His body, newly-alert, vomited up everything in it until he found himself kneeling, gasping, canned stew and bile mingling with the slaughterhouse smell he had refused to notice when he entered the apartment.

Blindly, he stumbled into the kitchen and tried the light switch there.

No good. The whole apartment was out.

Second drawer down, amid stray toothpicks, plastic bags and bottle openers was an aging half-pack of birthday candles.

The lighter, dropped and with something dark now scorched onto its side, had cooled enough to handle, and he lit three candles and stuffed them into the soil of the brittle potted plant on the TV.

He could see the rest of the room more clearly now: he could see the characters written on the wall in a circle around Sandra’s face, her blood and entrails covering the rest of the room, scattered about, draped from the ceiling fan, puddled on the floor.

And Jeremy ran.

 

Jeremy ran out the door, down the stairs, out into the night. The city’s noise was muffled in the rain, the sidewalks deserted. Heedless of where he was going, Jeremy ran. He splashed through puddles and streaming gutters, gasping and stumbling, mindless save for the urge to get as far away as possible from the horror in his apartment.

When he ran out of road he skidded to a stop at the waterfront. The rain hissed into the bay, tinked and clanked on tin roofs and steel ships, and in the distances a sound like a dying cow announced the arrival of a barge to pick up the city’s garbage for delivery to a landfill island that would one day become a park.

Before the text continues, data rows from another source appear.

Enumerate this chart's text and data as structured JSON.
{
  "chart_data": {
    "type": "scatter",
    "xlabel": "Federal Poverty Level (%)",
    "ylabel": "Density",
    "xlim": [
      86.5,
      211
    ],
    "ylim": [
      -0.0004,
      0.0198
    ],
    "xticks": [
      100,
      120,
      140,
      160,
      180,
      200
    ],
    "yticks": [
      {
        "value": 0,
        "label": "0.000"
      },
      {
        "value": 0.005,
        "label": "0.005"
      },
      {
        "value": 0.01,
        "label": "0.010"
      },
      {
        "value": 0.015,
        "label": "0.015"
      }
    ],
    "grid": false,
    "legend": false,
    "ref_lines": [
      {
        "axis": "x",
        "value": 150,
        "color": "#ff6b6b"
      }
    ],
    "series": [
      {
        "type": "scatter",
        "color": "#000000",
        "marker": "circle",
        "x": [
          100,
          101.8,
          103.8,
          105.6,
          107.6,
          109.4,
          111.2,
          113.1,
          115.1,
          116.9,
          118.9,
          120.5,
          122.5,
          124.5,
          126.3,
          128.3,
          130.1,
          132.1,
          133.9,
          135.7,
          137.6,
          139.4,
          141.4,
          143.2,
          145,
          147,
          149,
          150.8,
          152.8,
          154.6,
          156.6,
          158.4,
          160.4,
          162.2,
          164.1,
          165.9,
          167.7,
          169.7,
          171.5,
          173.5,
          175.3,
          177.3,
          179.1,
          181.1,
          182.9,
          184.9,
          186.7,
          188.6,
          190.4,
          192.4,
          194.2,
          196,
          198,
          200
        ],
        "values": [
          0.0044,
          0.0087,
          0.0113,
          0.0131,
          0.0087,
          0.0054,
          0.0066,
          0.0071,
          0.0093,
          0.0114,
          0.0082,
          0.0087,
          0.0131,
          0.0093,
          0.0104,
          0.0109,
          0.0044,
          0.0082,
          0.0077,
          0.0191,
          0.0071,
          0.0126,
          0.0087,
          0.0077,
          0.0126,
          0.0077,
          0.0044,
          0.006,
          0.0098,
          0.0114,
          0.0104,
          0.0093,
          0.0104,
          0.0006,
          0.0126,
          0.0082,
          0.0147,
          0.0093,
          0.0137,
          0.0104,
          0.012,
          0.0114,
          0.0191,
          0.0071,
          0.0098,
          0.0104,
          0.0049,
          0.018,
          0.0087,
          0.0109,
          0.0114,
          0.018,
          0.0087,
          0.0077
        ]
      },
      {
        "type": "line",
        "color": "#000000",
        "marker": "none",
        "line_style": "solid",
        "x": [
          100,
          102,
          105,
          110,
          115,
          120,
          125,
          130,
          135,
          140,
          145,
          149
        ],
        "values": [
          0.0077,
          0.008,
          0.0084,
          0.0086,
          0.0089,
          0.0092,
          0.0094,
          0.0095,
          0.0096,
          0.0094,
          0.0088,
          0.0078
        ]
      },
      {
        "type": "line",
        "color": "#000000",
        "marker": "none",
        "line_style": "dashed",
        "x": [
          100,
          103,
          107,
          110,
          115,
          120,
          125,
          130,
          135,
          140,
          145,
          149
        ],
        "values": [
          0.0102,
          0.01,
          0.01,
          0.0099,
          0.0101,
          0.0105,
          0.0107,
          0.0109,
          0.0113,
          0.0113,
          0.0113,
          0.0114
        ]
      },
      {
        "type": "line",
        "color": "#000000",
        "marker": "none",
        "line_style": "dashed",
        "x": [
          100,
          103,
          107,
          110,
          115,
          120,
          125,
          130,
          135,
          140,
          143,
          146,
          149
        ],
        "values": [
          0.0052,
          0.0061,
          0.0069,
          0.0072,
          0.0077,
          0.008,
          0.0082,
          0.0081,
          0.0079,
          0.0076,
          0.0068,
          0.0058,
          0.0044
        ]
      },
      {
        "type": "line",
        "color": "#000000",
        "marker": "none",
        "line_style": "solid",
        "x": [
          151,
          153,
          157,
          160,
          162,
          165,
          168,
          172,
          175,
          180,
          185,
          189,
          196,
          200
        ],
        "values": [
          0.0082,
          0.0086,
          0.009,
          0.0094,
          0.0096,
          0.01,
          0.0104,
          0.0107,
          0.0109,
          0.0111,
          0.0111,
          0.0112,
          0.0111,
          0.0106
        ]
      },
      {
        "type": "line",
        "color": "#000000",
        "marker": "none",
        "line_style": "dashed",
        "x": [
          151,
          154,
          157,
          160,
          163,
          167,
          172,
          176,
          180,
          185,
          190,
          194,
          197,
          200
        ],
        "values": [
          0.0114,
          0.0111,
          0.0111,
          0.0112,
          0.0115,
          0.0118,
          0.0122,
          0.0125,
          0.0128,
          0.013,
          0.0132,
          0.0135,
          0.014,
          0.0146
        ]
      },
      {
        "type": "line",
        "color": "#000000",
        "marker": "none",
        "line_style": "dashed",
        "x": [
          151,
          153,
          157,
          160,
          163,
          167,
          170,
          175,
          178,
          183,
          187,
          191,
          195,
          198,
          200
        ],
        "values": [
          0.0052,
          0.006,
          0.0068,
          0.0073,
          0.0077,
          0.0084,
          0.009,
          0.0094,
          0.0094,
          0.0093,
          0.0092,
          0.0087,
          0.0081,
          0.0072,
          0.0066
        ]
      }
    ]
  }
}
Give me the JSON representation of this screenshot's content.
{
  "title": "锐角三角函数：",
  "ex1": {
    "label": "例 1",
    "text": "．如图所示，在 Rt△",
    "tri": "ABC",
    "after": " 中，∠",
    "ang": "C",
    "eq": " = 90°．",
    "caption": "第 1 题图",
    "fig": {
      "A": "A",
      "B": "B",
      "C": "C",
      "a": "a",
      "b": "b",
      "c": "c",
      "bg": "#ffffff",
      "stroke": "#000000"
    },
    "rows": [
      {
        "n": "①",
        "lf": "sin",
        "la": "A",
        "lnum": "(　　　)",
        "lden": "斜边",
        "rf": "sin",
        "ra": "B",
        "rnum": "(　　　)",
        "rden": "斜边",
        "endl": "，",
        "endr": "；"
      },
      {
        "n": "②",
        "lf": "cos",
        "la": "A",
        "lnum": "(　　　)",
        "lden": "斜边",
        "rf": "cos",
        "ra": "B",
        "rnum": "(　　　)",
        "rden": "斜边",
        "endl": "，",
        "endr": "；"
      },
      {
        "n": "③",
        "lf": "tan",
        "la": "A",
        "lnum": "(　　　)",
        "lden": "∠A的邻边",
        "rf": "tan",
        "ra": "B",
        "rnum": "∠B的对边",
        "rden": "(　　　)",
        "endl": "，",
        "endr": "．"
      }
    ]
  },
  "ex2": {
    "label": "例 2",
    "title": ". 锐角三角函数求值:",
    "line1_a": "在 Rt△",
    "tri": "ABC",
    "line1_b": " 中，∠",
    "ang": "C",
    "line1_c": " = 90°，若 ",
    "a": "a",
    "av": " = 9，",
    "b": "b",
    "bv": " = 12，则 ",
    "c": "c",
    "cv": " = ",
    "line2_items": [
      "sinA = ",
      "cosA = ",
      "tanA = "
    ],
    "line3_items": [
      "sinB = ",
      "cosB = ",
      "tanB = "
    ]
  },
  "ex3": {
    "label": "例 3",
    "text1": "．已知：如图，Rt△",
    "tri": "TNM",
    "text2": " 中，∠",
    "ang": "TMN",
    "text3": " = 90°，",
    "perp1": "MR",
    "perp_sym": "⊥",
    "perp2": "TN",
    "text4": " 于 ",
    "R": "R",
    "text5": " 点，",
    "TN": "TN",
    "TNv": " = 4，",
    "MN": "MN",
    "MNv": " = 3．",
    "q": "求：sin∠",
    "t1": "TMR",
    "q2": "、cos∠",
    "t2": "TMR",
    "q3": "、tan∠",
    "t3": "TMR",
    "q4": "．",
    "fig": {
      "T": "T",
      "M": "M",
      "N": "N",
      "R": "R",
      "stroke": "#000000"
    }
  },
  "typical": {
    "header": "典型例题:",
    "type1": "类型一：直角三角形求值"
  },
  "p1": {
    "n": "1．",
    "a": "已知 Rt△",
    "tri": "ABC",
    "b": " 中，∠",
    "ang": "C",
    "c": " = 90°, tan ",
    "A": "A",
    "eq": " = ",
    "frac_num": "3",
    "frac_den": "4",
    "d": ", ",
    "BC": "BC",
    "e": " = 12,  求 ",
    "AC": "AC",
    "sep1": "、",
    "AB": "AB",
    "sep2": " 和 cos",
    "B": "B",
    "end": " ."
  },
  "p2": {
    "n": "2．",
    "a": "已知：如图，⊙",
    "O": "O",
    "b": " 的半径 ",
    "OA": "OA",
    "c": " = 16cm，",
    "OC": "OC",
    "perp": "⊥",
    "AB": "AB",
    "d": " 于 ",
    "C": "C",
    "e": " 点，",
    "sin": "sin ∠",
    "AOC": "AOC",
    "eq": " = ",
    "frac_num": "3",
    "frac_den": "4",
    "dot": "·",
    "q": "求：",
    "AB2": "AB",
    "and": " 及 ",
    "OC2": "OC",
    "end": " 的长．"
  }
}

Winded, Jeremy sagged against a pylon.

It can’t have been real. These things happen in horror comics. In B movies. Not life.

He must have imagined it, a hallucination fed by stress and sleeplessness, projected onto the dark by his unconscious.

The reality of what he had seen faded, and as the rain dripped from the end of his nose he laughed at himself.

Stupid.

Sandra is still at work, right?

All a waking dream. Best get back and get the super to handle the blown fuse.

And calmer, more slowly, he walked back to his apartment for the second time that night.

He was within two blocks of home when he first heard the sirens.

Fire trucks.

His home.

No … the candles?

Jeremy walked toward the burning building and was stopped by a policeman.

“I live here.”

“I’m sorry, but until the firefighters clear the building, you’ll have to wait here. For now.”